So if the insulation fails, the device will short? I have also seen transistors bolted onto the metal heatsink. I believe I saw a car amp with bolted on transistors.
That is because you can buy transistors that have a electrically isolated casing (but have a higher thermal resistance). And you can buy transistors with a metal casing (and afcourse have a lower thermal resistance). It all depends on how much power the transistors need to dissipate. If the amount is low, get a version with an electrically isolated casing. If the amount of power dissipation is too high for an isolated version get one with a metal casing. If the amount of power dissipation is still to high in combination with mica plates or other insulators while using non isolated version, do not use mica plates but use a thermal paste and connect the transistor directly to the heatsink. If the last case is the case, and the transistor caries a high voltage you must use a seperate heatsink. If it i still not enough, use active cooling. In the end it all comes down to preventing the silicon in the transistors from melting and becoming a conductor like a copper wire. Because then your power supply (or amplifier)starts behaving differently.

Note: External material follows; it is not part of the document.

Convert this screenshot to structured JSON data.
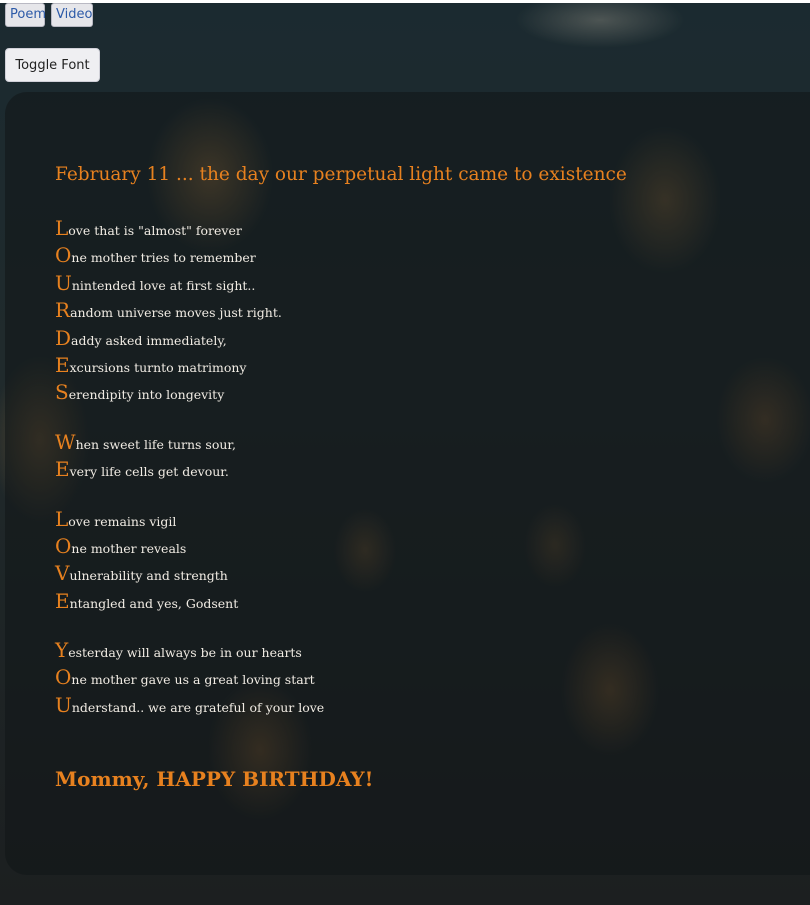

It is a trade off of costs of components , the best design for a certain price.
As i mentioned before, there are rules and regulation to prevent dangerous situations. Since electronics is omnipresent, people take electronics for granted but it is still a field of engineering.
An isolated transistor :
http://uk.farnell.com/toshiba/2sk3569/mosfet-n-600v-to-220sis/dp/1300779
datasheet :
http://www.farnell.com/datasheets/55583.pdf
thermal resistance, channel to case : 2,78 c/w.
A not isolated transistor :
http://uk.farnell.com/fuji-electric/2sk3682-01/mosfet-n-to-220ab/dp/1208660
datasheet :
http://www.farnell.com/datasheets/39857.pdf
thermal resistance, channel to case : 0,463 c/w.

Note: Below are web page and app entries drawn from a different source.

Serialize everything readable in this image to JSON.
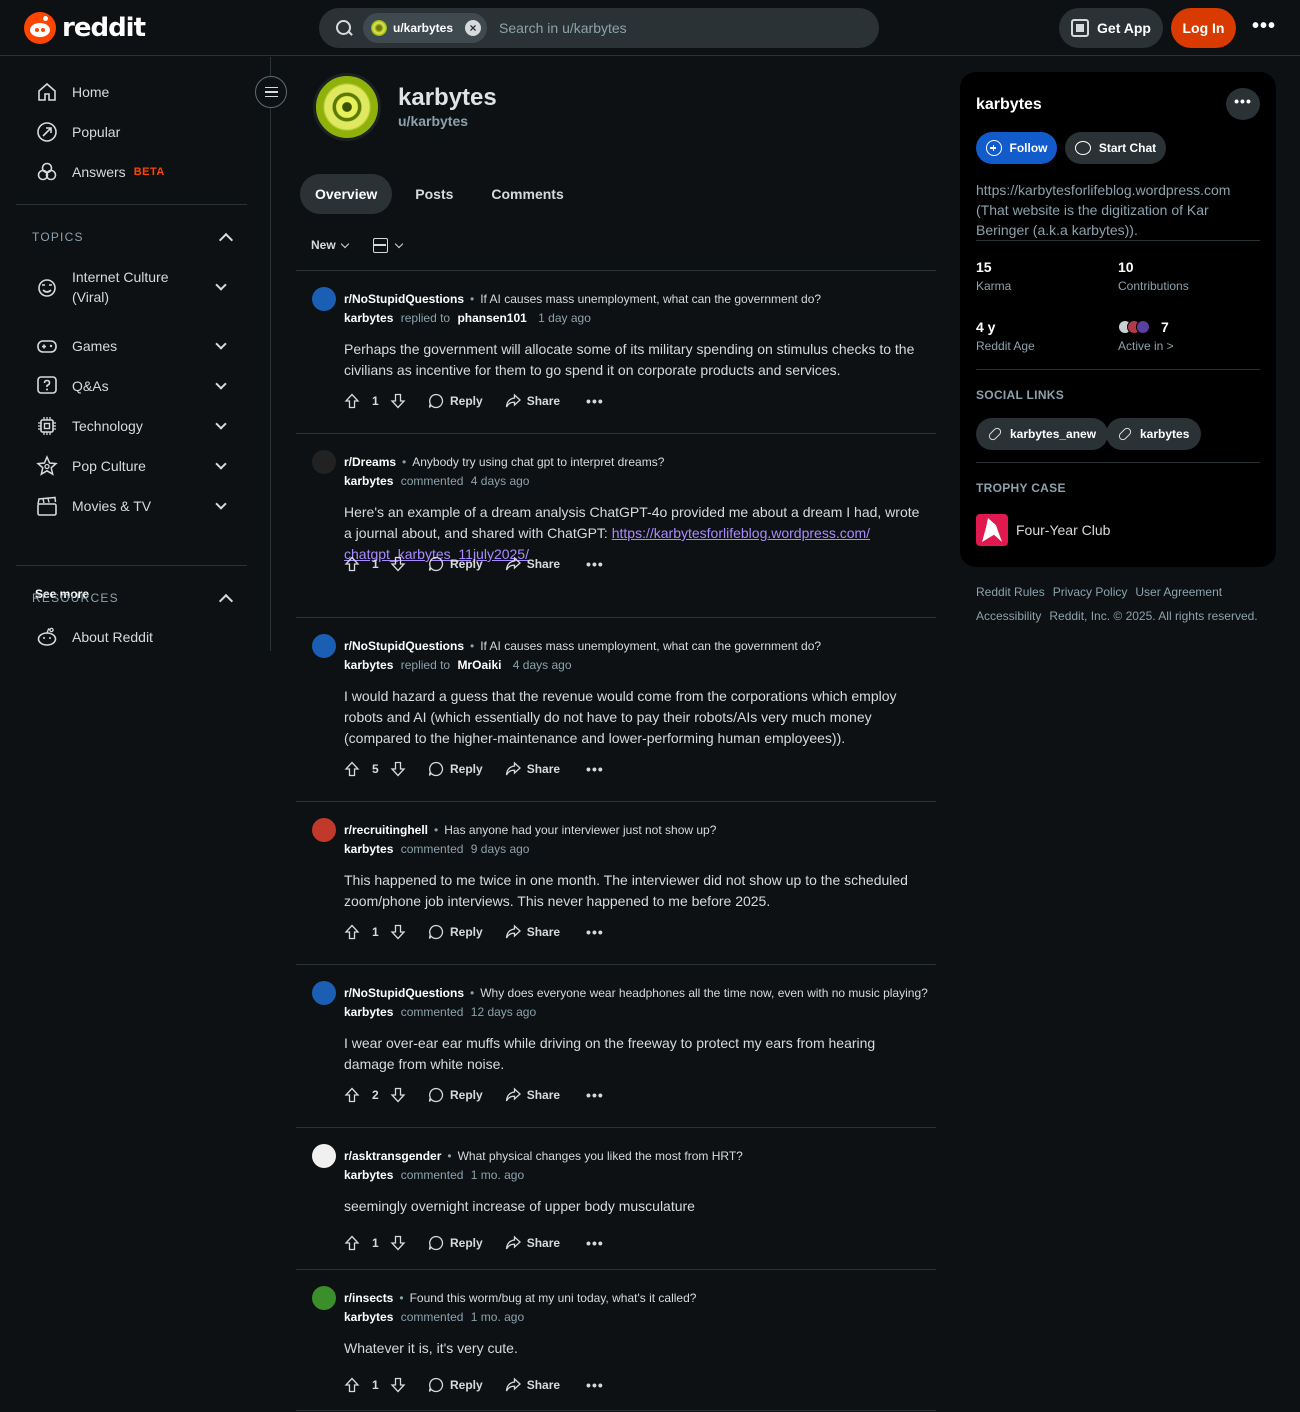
{
  "header": {
    "logo_text": "reddit",
    "search_chip": "u/karbytes",
    "search_placeholder": "Search in u/karbytes",
    "get_app": "Get App",
    "login": "Log In",
    "more": "•••"
  },
  "sidebar": {
    "nav": [
      {
        "label": "Home",
        "icon": "home-icon"
      },
      {
        "label": "Popular",
        "icon": "popular-icon"
      },
      {
        "label": "Answers",
        "icon": "answers-icon",
        "badge": "BETA"
      }
    ],
    "topics_heading": "TOPICS",
    "topics": [
      {
        "label": "Internet Culture (Viral)",
        "icon": "viral-icon"
      },
      {
        "label": "Games",
        "icon": "gamepad-icon"
      },
      {
        "label": "Q&As",
        "icon": "question-icon"
      },
      {
        "label": "Technology",
        "icon": "chip-icon"
      },
      {
        "label": "Pop Culture",
        "icon": "star-icon"
      },
      {
        "label": "Movies & TV",
        "icon": "clapper-icon"
      }
    ],
    "see_more": "See more",
    "resources_heading": "RESOURCES",
    "resources": [
      {
        "label": "About Reddit",
        "icon": "reddit-icon"
      }
    ]
  },
  "profile": {
    "name": "karbytes",
    "handle": "u/karbytes",
    "tabs": [
      "Overview",
      "Posts",
      "Comments"
    ],
    "sort": "New"
  },
  "actions": {
    "reply": "Reply",
    "share": "Share",
    "more": "•••"
  },
  "comments": [
    {
      "sub": "r/NoStupidQuestions",
      "title": "If AI causes mass unemployment, what can the government do?",
      "author": "karbytes",
      "verb": "replied to",
      "target": "phansen101",
      "time": "1 day ago",
      "body": "Perhaps the government will allocate some of its military spending on stimulus checks to the civilians as incentive for them to go spend it on corporate products and services.",
      "score": "1",
      "avatar_color": "#1a5fb4"
    },
    {
      "sub": "r/Dreams",
      "title": "Anybody try using chat gpt to interpret dreams?",
      "author": "karbytes",
      "verb": "commented",
      "target": "",
      "time": "4 days ago",
      "body": "Here's an example of a dream analysis ChatGPT-4o provided me about a dream I had, wrote a journal about, and shared with ChatGPT: ",
      "link": "https://karbytesforlifeblog.wordpress.com/ chatgpt_karbytes_11july2025/",
      "score": "1",
      "avatar_color": "#222222"
    },
    {
      "sub": "r/NoStupidQuestions",
      "title": "If AI causes mass unemployment, what can the government do?",
      "author": "karbytes",
      "verb": "replied to",
      "target": "MrOaiki",
      "time": "4 days ago",
      "body": "I would hazard a guess that the revenue would come from the corporations which employ robots and AI (which essentially do not have to pay their robots/AIs very much money (compared to the higher-maintenance and lower-performing human employees)).",
      "score": "5",
      "avatar_color": "#1a5fb4"
    },
    {
      "sub": "r/recruitinghell",
      "title": "Has anyone had your interviewer just not show up?",
      "author": "karbytes",
      "verb": "commented",
      "target": "",
      "time": "9 days ago",
      "body": "This happened to me twice in one month. The interviewer did not show up to the scheduled zoom/phone job interviews. This never happened to me before 2025.",
      "score": "1",
      "avatar_color": "#c0392b"
    },
    {
      "sub": "r/NoStupidQuestions",
      "title": "Why does everyone wear headphones all the time now, even with no music playing?",
      "author": "karbytes",
      "verb": "commented",
      "target": "",
      "time": "12 days ago",
      "body": "I wear over-ear ear muffs while driving on the freeway to protect my ears from hearing damage from white noise.",
      "score": "2",
      "avatar_color": "#1a5fb4"
    },
    {
      "sub": "r/asktransgender",
      "title": "What physical changes you liked the most from HRT?",
      "author": "karbytes",
      "verb": "commented",
      "target": "",
      "time": "1 mo. ago",
      "body": "seemingly overnight increase of upper body musculature",
      "score": "1",
      "avatar_color": "#f0f0f0"
    },
    {
      "sub": "r/insects",
      "title": "Found this worm/bug at my uni today, what's it called?",
      "author": "karbytes",
      "verb": "commented",
      "target": "",
      "time": "1 mo. ago",
      "body": "Whatever it is, it's very cute.",
      "score": "1",
      "avatar_color": "#3a8f2a"
    }
  ],
  "panel": {
    "name": "karbytes",
    "more": "•••",
    "follow": "Follow",
    "chat": "Start Chat",
    "bio": "https://karbytesforlifeblog.wordpress.com (That website is the digitization of Kar Beringer (a.k.a karbytes)).",
    "stats": [
      {
        "value": "15",
        "label": "Karma"
      },
      {
        "value": "10",
        "label": "Contributions"
      },
      {
        "value": "4 y",
        "label": "Reddit Age"
      },
      {
        "value": "7",
        "label": "Active in >"
      }
    ],
    "social_heading": "SOCIAL LINKS",
    "social": [
      "karbytes_anew",
      "karbytes"
    ],
    "trophy_heading": "TROPHY CASE",
    "trophy": "Four-Year Club"
  },
  "footer": {
    "row1": [
      "Reddit Rules",
      "Privacy Policy",
      "User Agreement"
    ],
    "row2": [
      "Accessibility",
      "Reddit, Inc. © 2025. All rights reserved."
    ]
  },
  "colors": {
    "accent": "#ff4500",
    "login": "#d93a00",
    "follow": "#115bca",
    "link": "#a98bff"
  }
}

When you look at the thermal resistance number, you will see that the non isolated is better at conducting heat away. These transistors have similar dimensions. Both have a case called TO-220.
EDIT :
Thermal resistance means the efficiency of heat transfer. The higher the number, the lower the amount of heat energy you can transfer in a given time.
look at this transistor :
It is as big as a mars bar.
http://uk.farnell.com/fuji-electric/1mbi200s-120/igbt-module-1200v-200a/dp/1208669
This baby can dissipate in excess of 1000 watts of heat when properly cooled.
http://www.farnell.com/datasheets/39743.pdf
The reason why this transistor can dissipate more is because it's thermal resistance is so much lower , because it has a bigger surface to transfer heat.
thermal resistance : 0,096 c/w. (for the transistor only)
thermal resistance : 0,260 c/w.(reverse current diode)
thermal resistance, contact surface : 0,0125 c/w. (with thermal paste).
You have to add all these numbers for specific scenario's.